From: Minchan Kim <minchan@kernel.org>
To: John Stultz <john.stultz@linaro.org>
Cc: Andrew Morton <akpm@linux-foundation.org>,
linux-mm@kvack.org, linux-kernel@vger.kernel.org,
Michael Kerrisk <mtk.manpages@gmail.com>,
Arun Sharma <asharma@fb.com>,
sanjay@google.com, Paul Turner <pjt@google.com>,
David Rientjes <rientjes@google.com>,
Christoph Lameter <cl@linux.com>,
Android Kernel Team <kernel-team@android.com>,
Robert Love <rlove@google.com>, Mel Gorman <mel@csn.ul.ie>,
Hugh Dickins <hughd@google.com>,
Dave Hansen <dave@linux.vnet.ibm.com>,
Rik van Riel <riel@redhat.com>,
Dave Chinner <david@fromorbit.com>, Neil Brown <neilb@suse.de>,
Mike Hommey <mh@glandium.org>, Taras Glek <tglek@mozilla.com>,
KOSAKI Motohiro <kosaki.motohiro@gmail.com>,
KAMEZAWA Hiroyuki <kamezawa.hiroyu@jp.fujitsu.com>
Subject: Re: [RFC 1/8] Introduce new system call mvolatile
Date: Fri, 18 Jan 2013 14:30:06 +0900 [thread overview]

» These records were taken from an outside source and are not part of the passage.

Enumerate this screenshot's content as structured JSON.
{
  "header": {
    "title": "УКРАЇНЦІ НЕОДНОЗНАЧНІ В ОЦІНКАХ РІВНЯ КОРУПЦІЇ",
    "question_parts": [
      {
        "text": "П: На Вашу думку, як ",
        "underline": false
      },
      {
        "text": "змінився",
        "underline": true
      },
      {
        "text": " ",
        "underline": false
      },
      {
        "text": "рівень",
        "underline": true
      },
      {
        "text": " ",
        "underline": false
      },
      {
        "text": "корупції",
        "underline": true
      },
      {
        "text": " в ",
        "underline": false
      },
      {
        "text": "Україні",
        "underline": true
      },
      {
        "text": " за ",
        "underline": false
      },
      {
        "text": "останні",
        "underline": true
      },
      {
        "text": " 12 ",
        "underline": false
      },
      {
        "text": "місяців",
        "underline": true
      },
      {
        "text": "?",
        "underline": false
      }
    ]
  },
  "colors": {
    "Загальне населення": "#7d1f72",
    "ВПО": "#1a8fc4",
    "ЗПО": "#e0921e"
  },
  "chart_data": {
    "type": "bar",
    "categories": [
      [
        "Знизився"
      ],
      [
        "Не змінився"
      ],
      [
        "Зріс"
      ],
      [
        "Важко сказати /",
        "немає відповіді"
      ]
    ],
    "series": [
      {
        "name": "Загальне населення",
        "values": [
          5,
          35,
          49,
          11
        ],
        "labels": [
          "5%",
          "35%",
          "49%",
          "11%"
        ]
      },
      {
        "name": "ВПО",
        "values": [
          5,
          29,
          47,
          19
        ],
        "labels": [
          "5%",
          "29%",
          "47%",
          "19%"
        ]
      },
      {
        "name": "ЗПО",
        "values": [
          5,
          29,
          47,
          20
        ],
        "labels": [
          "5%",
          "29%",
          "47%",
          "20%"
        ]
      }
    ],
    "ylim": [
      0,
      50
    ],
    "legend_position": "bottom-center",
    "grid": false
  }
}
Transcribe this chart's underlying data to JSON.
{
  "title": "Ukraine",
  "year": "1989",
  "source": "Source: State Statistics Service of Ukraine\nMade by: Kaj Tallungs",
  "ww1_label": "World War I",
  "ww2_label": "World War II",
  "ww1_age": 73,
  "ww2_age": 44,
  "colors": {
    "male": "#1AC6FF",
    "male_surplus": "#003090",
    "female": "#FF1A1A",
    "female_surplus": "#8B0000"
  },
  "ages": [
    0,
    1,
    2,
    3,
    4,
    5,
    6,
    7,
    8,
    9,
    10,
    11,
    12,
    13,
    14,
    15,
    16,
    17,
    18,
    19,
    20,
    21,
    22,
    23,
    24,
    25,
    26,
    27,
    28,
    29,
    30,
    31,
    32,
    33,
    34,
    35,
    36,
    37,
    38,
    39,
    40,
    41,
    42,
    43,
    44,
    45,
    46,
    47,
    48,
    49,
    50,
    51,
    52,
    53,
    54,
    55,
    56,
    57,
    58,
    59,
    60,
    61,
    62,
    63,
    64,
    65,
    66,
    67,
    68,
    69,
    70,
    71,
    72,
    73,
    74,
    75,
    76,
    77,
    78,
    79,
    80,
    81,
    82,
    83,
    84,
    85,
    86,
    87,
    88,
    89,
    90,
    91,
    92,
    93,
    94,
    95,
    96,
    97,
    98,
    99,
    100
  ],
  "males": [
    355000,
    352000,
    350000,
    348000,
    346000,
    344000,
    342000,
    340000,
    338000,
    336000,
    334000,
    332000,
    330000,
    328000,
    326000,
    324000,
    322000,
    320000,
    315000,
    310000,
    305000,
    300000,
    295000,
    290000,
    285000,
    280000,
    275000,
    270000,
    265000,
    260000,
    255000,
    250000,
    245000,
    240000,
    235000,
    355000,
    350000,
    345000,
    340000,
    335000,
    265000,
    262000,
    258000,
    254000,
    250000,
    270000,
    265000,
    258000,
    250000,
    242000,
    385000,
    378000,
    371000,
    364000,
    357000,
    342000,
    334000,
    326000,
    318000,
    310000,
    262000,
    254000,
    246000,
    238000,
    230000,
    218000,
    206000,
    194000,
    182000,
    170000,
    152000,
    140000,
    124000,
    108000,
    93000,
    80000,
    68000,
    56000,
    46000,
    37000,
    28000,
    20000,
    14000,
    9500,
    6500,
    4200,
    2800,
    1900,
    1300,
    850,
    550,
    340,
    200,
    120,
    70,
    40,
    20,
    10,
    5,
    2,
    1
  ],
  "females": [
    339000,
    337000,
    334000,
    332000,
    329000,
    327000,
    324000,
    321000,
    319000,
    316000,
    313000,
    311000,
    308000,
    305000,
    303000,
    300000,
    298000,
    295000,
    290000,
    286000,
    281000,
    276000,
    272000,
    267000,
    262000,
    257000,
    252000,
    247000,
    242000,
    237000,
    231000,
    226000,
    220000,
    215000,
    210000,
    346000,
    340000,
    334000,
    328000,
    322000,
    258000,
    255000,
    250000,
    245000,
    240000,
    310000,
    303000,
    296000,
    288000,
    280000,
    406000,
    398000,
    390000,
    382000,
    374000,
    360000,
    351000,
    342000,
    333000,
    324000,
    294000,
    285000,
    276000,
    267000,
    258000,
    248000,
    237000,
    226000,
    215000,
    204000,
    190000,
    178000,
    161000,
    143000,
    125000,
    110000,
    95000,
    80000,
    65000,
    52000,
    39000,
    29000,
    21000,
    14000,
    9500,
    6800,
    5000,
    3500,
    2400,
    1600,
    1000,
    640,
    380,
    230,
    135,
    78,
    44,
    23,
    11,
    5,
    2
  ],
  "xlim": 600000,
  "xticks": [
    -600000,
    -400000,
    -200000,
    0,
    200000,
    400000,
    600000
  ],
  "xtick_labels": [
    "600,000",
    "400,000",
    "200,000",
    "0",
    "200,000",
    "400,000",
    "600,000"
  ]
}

Message-ID: <20130118053006.GB31368@blaptop> (raw)
In-Reply-To: <50F75875.30909@linaro.org>
On Wed, Jan 16, 2013 at 05:48:37PM -0800, John Stultz wrote:
> On 01/02/2013 08:27 PM, Minchan Kim wrote:
> >This patch adds new system call m[no]volatile.
> >If someone asks is_volatile system call, it could be added, too.
>
> So some nits below from my initial playing around with this patchset.
>
> >+/*
> >+ * Return -EINVAL if range doesn't include a right vma at all.
> >+ * Return -ENOMEM with interrupting range opeartion if memory is not enough to
> >+ * merge/split vmas.
> >+ * Return 0 if range consists of only proper vmas.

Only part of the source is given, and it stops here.